Congenital Hypoaldosteronism of Unknown Etiology in Five Half-Siblings

Jan Footea,b & Jennifer Cooka


aBlank Children’s Endocrinology Clinic, Des Moines, Iowa, USA; bThe University of Iowa College of Nursing, Iowa City, Iowa, USA


Background: The children had normal 21-hydroxylase screening. An atypical form of congenital adrenal hyperplasia was initially suspected. The first child (female) had hyponatremia, hyperkalemia, elevated ACTH, and elevated androgens at birth. The second child (male) presented at 16 days with hyponatremia, hyperkalemia, normal cortisol, very elevated renin, low aldosterone, and elevated deoxycortisol. The third (female) and fourth (male) siblings had similar electrolyte abnormalities. The fifth child (male) was treated immediately at birth due to family history. The females had no ambiguous genitalia. The third child died of adrenal crisis associated with acute gastroenteritis. Mother had normal puberty and no history of salt wasting, electrolyte disturbance, or blood pressure abnormality. All three fathers were reportedly healthy.

Objective and hypotheses: The objective is to determine the etiology of congenital hypoaldosteronism. The hypothesis is that etiology is a rare genetic disorder transmitted by the mother.
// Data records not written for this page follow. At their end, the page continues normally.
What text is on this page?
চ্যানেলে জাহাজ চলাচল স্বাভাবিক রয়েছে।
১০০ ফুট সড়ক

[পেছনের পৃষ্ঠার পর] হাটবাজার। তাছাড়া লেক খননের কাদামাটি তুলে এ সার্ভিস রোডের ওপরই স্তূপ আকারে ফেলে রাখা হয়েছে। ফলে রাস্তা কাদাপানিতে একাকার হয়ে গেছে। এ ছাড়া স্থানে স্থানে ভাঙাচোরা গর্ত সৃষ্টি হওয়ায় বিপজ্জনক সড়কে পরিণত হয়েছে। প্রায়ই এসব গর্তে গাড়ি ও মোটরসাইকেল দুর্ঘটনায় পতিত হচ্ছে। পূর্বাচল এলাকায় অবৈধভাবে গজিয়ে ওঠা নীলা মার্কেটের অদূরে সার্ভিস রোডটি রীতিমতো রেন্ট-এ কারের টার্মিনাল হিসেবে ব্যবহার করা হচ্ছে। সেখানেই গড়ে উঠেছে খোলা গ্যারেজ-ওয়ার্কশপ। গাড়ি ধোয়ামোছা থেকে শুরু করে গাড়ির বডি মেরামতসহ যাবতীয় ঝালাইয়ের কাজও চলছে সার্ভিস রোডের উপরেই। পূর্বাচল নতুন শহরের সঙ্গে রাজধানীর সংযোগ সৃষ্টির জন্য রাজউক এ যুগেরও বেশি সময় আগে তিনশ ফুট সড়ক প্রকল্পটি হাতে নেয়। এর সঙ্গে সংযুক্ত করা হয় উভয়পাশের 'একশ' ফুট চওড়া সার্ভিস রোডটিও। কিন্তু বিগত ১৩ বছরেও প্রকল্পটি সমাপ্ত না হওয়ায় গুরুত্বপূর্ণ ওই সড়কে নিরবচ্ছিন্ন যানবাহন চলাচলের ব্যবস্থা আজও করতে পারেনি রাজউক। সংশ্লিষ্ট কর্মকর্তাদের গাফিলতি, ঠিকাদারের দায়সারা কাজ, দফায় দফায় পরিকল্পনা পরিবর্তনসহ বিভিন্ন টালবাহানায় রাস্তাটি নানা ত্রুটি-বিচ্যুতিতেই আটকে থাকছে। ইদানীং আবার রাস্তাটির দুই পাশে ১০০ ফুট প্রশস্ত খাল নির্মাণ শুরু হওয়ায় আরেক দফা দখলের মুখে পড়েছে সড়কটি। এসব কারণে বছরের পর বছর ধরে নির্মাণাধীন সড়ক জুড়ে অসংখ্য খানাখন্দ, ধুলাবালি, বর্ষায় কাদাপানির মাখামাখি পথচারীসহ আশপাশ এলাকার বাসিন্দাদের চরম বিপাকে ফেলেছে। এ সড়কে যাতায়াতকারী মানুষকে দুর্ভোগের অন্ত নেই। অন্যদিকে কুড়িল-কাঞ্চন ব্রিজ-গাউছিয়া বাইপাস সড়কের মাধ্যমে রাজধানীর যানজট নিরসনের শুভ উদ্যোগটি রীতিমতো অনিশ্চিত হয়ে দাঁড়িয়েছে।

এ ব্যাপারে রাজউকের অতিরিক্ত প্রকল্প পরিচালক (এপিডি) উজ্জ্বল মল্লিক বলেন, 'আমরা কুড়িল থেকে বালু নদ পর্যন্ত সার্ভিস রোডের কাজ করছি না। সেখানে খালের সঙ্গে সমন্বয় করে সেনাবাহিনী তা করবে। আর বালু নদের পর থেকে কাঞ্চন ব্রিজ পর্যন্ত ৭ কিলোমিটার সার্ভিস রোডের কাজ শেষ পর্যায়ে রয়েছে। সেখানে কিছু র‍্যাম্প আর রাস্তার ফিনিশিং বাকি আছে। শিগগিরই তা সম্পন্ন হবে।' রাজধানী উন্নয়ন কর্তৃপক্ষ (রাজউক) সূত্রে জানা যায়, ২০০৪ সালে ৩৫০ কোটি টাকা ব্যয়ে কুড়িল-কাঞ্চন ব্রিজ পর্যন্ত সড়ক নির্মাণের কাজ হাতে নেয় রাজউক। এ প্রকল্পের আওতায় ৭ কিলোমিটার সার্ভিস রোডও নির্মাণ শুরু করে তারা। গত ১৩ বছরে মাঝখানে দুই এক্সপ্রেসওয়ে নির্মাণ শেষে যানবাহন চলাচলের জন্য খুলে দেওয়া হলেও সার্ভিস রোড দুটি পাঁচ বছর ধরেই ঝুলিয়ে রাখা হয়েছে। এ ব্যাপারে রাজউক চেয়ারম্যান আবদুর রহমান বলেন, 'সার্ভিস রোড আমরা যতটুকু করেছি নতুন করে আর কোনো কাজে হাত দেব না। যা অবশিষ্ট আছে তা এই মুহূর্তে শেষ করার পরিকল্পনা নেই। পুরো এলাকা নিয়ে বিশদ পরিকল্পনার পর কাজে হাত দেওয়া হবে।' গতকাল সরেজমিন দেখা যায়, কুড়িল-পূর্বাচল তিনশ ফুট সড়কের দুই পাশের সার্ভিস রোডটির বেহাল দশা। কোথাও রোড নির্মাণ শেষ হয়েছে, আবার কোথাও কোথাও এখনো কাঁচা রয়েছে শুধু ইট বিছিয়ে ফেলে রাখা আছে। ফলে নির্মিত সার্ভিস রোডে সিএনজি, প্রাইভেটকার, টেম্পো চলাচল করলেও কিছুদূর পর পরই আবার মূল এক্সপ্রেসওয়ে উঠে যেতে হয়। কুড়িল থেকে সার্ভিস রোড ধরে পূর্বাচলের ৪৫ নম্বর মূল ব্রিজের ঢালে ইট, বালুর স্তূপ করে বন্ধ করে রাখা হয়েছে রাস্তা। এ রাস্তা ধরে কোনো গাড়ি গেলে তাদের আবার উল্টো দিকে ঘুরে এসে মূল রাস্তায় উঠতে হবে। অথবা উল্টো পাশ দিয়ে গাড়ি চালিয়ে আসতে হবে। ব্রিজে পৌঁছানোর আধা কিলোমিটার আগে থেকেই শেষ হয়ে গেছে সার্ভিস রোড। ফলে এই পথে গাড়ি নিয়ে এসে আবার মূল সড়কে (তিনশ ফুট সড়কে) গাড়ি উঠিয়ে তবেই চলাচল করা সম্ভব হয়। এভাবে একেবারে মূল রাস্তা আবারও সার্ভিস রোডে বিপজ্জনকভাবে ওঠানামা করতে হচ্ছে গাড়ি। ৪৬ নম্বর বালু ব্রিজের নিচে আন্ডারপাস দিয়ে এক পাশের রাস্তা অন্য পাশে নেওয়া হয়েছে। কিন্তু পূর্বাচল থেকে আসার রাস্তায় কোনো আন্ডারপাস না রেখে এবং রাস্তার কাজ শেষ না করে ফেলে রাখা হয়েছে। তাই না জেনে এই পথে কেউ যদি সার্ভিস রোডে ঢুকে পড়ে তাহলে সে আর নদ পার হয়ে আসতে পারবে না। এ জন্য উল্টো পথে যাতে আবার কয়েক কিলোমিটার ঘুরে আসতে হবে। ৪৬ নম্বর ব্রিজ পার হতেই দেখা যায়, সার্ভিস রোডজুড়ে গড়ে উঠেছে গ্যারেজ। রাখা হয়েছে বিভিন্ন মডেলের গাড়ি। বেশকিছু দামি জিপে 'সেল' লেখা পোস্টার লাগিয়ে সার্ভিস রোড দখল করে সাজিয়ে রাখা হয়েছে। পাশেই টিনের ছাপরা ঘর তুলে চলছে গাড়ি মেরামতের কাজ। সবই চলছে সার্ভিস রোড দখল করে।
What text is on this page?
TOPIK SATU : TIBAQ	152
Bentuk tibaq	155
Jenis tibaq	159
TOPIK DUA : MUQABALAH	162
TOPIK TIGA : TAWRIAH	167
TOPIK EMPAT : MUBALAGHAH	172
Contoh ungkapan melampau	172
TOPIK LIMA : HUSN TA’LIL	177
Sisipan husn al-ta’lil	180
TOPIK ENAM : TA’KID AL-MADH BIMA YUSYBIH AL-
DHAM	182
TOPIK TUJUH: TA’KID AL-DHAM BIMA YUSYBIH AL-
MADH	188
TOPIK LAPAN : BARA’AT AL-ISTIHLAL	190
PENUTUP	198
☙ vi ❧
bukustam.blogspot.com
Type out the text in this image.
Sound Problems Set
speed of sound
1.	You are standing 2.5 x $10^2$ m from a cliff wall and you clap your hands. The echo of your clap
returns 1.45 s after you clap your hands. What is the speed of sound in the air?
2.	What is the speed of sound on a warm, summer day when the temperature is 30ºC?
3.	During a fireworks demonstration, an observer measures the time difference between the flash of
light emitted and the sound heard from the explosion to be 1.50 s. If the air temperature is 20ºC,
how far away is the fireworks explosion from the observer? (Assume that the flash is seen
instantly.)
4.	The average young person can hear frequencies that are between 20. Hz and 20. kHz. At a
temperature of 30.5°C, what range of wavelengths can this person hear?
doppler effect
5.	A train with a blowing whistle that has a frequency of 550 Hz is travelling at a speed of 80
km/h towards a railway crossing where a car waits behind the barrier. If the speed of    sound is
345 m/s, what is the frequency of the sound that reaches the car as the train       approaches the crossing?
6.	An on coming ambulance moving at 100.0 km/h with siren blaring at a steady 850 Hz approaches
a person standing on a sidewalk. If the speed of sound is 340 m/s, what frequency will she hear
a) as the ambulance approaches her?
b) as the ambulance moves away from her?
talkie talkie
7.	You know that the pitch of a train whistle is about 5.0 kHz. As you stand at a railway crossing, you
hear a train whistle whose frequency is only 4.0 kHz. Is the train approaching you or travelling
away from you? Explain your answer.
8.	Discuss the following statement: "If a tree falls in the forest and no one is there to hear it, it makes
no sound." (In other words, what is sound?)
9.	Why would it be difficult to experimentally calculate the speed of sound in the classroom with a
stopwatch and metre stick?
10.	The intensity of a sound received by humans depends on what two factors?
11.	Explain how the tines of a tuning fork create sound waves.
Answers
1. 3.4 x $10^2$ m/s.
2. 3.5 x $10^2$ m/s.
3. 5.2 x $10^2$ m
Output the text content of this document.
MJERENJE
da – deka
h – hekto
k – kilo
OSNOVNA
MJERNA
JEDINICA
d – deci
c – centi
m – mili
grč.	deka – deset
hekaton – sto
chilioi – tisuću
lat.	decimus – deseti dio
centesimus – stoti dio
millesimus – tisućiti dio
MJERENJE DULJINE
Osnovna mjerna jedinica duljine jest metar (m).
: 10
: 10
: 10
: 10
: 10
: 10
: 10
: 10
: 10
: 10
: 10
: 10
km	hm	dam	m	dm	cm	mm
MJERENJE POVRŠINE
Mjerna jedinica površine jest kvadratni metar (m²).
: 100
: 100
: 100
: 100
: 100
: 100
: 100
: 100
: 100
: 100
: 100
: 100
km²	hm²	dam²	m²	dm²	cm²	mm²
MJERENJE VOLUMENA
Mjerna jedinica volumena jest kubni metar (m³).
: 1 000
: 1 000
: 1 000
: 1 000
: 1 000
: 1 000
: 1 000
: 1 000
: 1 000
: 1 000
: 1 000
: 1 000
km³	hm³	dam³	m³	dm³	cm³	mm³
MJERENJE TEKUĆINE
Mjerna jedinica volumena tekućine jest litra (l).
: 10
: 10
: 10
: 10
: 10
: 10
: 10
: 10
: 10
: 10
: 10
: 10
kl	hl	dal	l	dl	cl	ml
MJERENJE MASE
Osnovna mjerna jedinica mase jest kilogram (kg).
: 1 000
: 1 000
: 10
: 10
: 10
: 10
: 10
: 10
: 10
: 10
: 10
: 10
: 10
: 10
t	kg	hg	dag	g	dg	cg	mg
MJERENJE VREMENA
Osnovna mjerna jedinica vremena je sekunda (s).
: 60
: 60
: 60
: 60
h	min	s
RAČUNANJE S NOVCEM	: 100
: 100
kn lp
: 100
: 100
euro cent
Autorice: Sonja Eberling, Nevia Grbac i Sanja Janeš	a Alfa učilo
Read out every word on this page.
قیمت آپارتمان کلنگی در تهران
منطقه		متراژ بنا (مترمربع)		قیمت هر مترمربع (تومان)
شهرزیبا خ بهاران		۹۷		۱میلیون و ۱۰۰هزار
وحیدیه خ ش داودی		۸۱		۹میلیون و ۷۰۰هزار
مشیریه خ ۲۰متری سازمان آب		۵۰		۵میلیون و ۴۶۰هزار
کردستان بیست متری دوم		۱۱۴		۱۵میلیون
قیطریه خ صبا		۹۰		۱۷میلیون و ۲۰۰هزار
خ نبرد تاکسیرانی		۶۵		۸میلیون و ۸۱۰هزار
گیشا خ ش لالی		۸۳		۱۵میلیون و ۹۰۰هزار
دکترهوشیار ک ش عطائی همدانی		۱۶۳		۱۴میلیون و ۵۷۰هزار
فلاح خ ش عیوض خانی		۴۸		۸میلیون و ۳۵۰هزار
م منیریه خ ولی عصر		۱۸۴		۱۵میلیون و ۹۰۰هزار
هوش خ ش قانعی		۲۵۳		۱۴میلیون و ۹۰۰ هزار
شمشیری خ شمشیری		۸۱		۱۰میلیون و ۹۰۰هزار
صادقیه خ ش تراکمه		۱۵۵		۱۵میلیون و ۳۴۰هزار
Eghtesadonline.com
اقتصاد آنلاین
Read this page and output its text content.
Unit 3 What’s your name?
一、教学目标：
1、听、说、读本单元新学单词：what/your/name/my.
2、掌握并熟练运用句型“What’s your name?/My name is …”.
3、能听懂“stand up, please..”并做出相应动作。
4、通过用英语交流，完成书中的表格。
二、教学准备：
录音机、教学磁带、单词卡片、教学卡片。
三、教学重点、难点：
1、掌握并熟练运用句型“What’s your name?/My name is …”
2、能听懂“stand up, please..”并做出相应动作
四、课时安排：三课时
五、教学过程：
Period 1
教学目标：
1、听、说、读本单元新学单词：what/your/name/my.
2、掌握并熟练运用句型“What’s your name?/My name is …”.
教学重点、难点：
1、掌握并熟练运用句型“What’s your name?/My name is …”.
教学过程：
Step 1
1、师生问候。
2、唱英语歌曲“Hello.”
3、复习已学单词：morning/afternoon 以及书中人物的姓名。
Method: These children have been treated with daily mineralocorticoid therapy and as needed stress steroid therapy. Only the first child received daily cortisol replacement therapy but she was able to be weaned off. The oldest two siblings (different fathers) were evaluated by genetics. The mother and first, second, and fourth siblings (all different fathers) were evaluated by the National Institutes of Health.

Results: The oldest two siblings had unremarkable CYP11B1 genetic analysis. Mother and three of the siblings had chromosomal microarray testing with normal results. Mother’s evaluation was not consistent with hypoaldosteronism or any adrenal insufficiency. Testing for CYP11B2 in one child is pending and if positive, the others may be tested.

Conclusion: An autosomal recessive disorder is extremely unlikely since all five children have the same mother but there are three different fathers. Differential diagnoses include de novo autosomal dominant or X-linked genetic disorders, or mitochondrial disease.